Além disso, em uma nota publicada no site do Sindifisco em janeiro de 2021, o sindicato afirma que “no último ano de governo (2022), não poderá ser dado reajuste para o período do governo seguinte. Ou seja: a última janela de oportunidade será o ano de 2021, para efeito em 2022. Depois disso, somente em 2023, com efeito para 2024”.

Retorno do Carf
Além de afetar os serviços da Receita Federal, a mobilização vem impactando o Conselho Administrativo de Recursos Fiscais (Carf). A adesão de conselheiros fazendários do Carf à mobilização dos auditores inviabilizou parte dos julgamentos do tribunal administrativo. As turmas baixas e a 2ª Turma da Câmara Superior não realizaram sessões em fevereiro devido à falta de quórum.

O fim do movimento dos auditores fiscais permitiria o retorno das turmas do Carf cujas atividades estão suspensas. No entanto, conselheiros do tribunal afirmam que as incertezas da pandemia ainda não permitem afirmar se a retomada será virtual – modelo em que estão funcionando as turmas que não pararam – ou presencial.

Após tentar, sem sucesso, um retorno presencial em janeiro, o Carf definiu em portaria que os meses de fevereiro e março teriam sessões remotas, com teto de R$36 milhões para o valor das causas. Um conselheiro confirmou ao JOTA que, diante da incerteza sanitária, a presidente do órgão, Adriana Gomes Rêgo, estuda retirar o limite de valor para as sessões virtuais, pelo menos em caráter temporário. A alteração, contudo, dependeria de portaria do ministro da Economia, Paulo Guedes.

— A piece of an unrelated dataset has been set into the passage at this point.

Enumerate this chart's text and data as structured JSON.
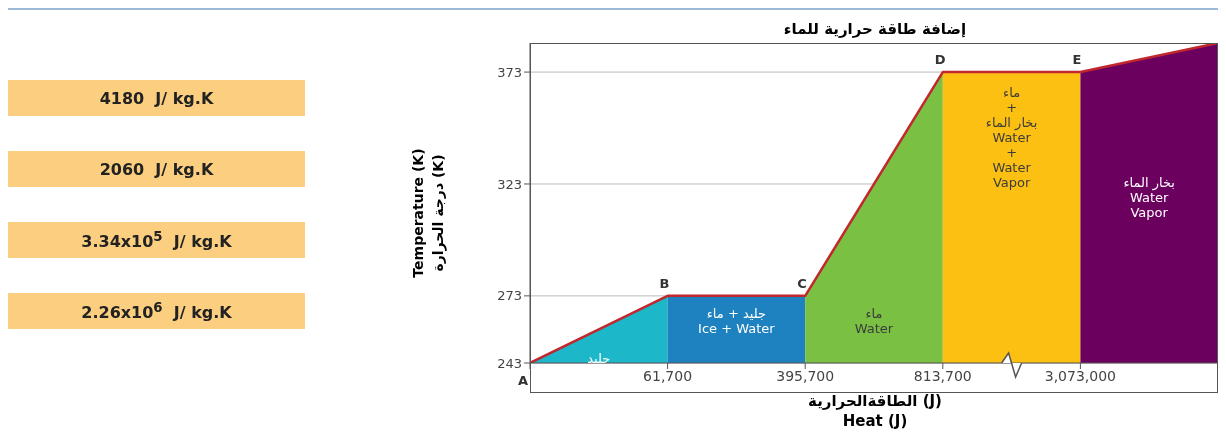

“Por ora, não tem previsão para retorno das sessões presenciais. São várias razões. Não se sabe se o movimento [dos auditores] continuará, a pandemia e até mesmo a restrição de recursos para deslocamento dos conselheiros. Cortaram verba da Receita e do Carf também. Os recursos serão muito aquém do necessário para se fazer o mínimo”, disse um julgador.

Uma conselheira observou que o Carf chegou a efetuar gastos com passagens aéreas para as sessões de janeiro, que tiveram de ser canceladas. Assim, a presidente estaria cautelosa e aguardando uma situação mais definida. Conselheiros disseram ainda acreditar em uma retomada presencial somente a partir de maio.